La mitad de ecuatorianos somos malas personas. Somos odiadores. Somos enemigos del pueblo. Somos agentes de la CIA. No merecemos tomar la palabra. Los que no votamos por Lenin Moreno haríamos bien en no existir. La patria sería un beatífico paraíso terrenal de no ser por nosotros. ¿Pero en qué estamos pensando, el 50% de ecuatorianos? ¿Cómo se nos ocurre exigir que se nos de explicaciones sobre la opacidad del proceso electoral? ¿Porqué demandamos conocer la lista de receptores de sobornos de Odebrecht? ¿Bajo el permiso de quién osamos pedir el paradero del peligroso violador Glas Viejó, padre del vicepresidente de la república? ¿Cómo así presionamos para que se libere a los presos políticos? ¿Cómo se nos ocurre defender a las organizaciones indígenas del racismo institucionalizado que han venido enfrentando? Somos una sarta de mal agradecidos. Deberíamos contemplar extasiados los carreteras remodeladas que unen, mejor, a la patria y callarnos la boca.

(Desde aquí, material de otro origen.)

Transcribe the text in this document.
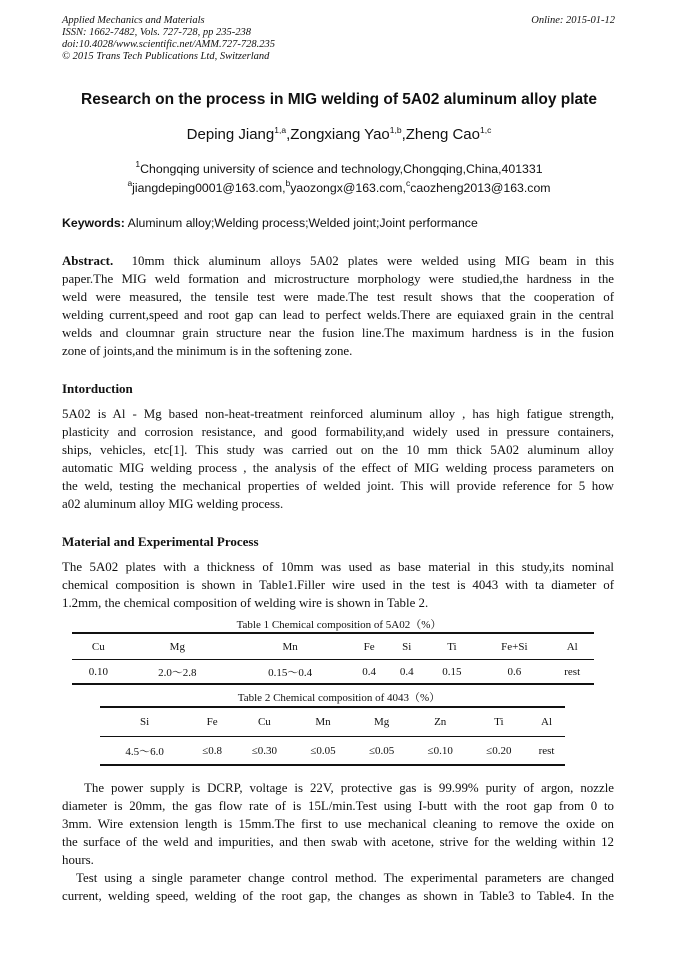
Applied Mechanics and Materials
ISSN: 1662-7482, Vols. 727-728, pp 235-238
doi:10.4028/www.scientific.net/AMM.727-728.235
© 2015 Trans Tech Publications Ltd, Switzerland
Online: 2015-01-12
Research on the process in MIG welding of 5A02 aluminum alloy plate
Deping Jiang$^{1,a}$,Zongxiang Yao$^{1,b}$,Zheng Cao$^{1,c}$
$^1$Chongqing university of science and technology,Chongqing,China,401331
$^a$jiangdeping0001@163.com,$^b$yaozongx@163.com,$^c$caozheng2013@163.com
Keywords: Aluminum alloy;Welding process;Welded joint;Joint performance
Abstract. 10mm thick aluminum alloys 5A02 plates were welded using MIG beam in this
paper.The MIG weld formation and microstructure morphology were studied,the hardness in the
weld were measured, the tensile test were made.The test result shows that the cooperation of
welding current,speed and root gap can lead to perfect welds.There are equiaxed grain in the central
welds and cloumnar grain structure near the fusion line.The maximum hardness is in the fusion
zone of joints,and the minimum is in the softening zone.
Intorduction
5A02 is Al - Mg based non-heat-treatment reinforced aluminum alloy , has high fatigue strength,
plasticity and corrosion resistance, and good formability,and widely used in pressure containers,
ships, vehicles, etc[1]. This study was carried out on the 10 mm thick 5A02 aluminum alloy
automatic MIG welding process , the analysis of the effect of MIG welding process parameters on
the weld, testing the mechanical properties of welded joint. This will provide reference for 5 how
a02 aluminum alloy MIG welding process.
Material and Experimental Process
The 5A02 plates with a thickness of 10mm was used as base material in this study,its nominal
chemical composition is shown in Table1.Filler wire used in the test is 4043 with ta diameter of
1.2mm, the chemical composition of welding wire is shown in Table 2.
Table 1 Chemical composition of 5A02（%）
Cu	Mg	Mn	Fe	Si	Ti	Fe+Si	Al
0.10	2.0～2.8	0.15～0.4	0.4	0.4	0.15	0.6	rest
Table 2 Chemical composition of 4043（%）
Si	Fe	Cu	Mn	Mg	Zn	Ti	Al
4.5～6.0	≤0.8	≤0.30	≤0.05	≤0.05	≤0.10	≤0.20	rest
The power supply is DCRP, voltage is 22V, protective gas is 99.99% purity of argon, nozzle
diameter is 20mm, the gas flow rate of is 15L/min.Test using I-butt with the root gap from 0 to
3mm. Wire extension length is 15mm.The first to use mechanical cleaning to remove the oxide on
the surface of the weld and impurities, and then swab with acetone, strive for the welding within 12
hours.
Test using a single parameter change control method. The experimental parameters are changed
current, welding speed, welding of the root gap, the changes as shown in Table3 to Table4. In the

Nosotros, la mitad de ecuatorianos, no merecemos hablar, y nadie debería escucharnos. Agradezcamos, con lágrimas en los ojos, que se nos permite aportar para el sostenimiento de la benigna élite que nos gobierna. Seamos gratos frente a los organismos de control, funciones de estado, estructuras judiciales, y secretarías del buen vivir, bendecidas por la revolución ciudadana y moldeadas para asegurar que el Ecuador sea la tierra prometida de la que fluirá leche y miel.
Nosotros, el 50% de los ecuatorianos, deberíamos estar avergonzados al dudar de la transparencia con la que nuestro gobernante ha ordenado la vida de sus súbditos. ¿Qué importa si las reservas petroleras han sido pre vendidas a los chinos y que esos recursos ya fueron dispuestos para que la alegre burocracia organice los más mínimos detalles del arte del buen vivir? ¿Qué interesa si el país tiene el coqueto virus de la enfermedad holandesa, y que la ilusión de una economía estable se debe exclusivamente a los desesperados créditos que se multiplican día a día con poco felices tasas de interés? ¿Porqué hablar sobre la bomba de tiempo de una economía ficticia cuya verdadera dimensión estallará muy pronto? ¿Qué si los jóvenes terminan estudiando carreras que nunca se imaginaron como si la elección universitaria fuera un huevo kínder con sorpresa?
Nosotros, la mitad del Ecuador, somos culpables de violencia. La incontenible violencia de pitar en la calle, mostrar carteles en marchas pacíficas y escribir tuits que ofenden la sensibilidad de los políticos. Estamos como locos. Fuera de control. Por eso merecemos que voluntarios internacionales como Julian Assange, Piero, Guillaume Long, o Patricio Mery Bell nos aleccionen acerca del comportamiento y los pensamientos permitidos y correctos para los ecuatorianos (gracias chicos). Deberíamos aprender cordialmente como comportarnos en nuestro propio país mientras pagamos impuestos para que nuestros aleccionadores tengan vidas descomplicadas.
Nosotros, la mitad de los ecuatorianos, deberíamos hacer caso a nuestros amigos, que nos escriben mensajes por interno o nos llaman preocupados para decirnos que nos cuidemos, que dejemos de escribir, que ni siquiera opinemos en redes sociales porque no vale la pena que nos pase algo.
Nosotros merecemos vivir con miedo, bajo la amenaza constante de eventualidades fortuitas, con temor de perder nuestras plazas de trabajo, que bien podrían estar ocupadas por algún buen ciudadano con las visiones políticas correctas.
A nosotros, es decir a medio Ecuador, se nos pretende convertir en ciudadanos de segunda clase, y se nos ha dicho que es mejor caminar por la sombrita, silbando y con las manos en los bolsillos, para no meternos en problemas. A nosotros, a usted y a mi, nos han hecho entender todas esas cosas.
Los hemos escuchado por diez años. Preguntémonos si tal vez es tiempo que ellos nos escuchen a nosotros.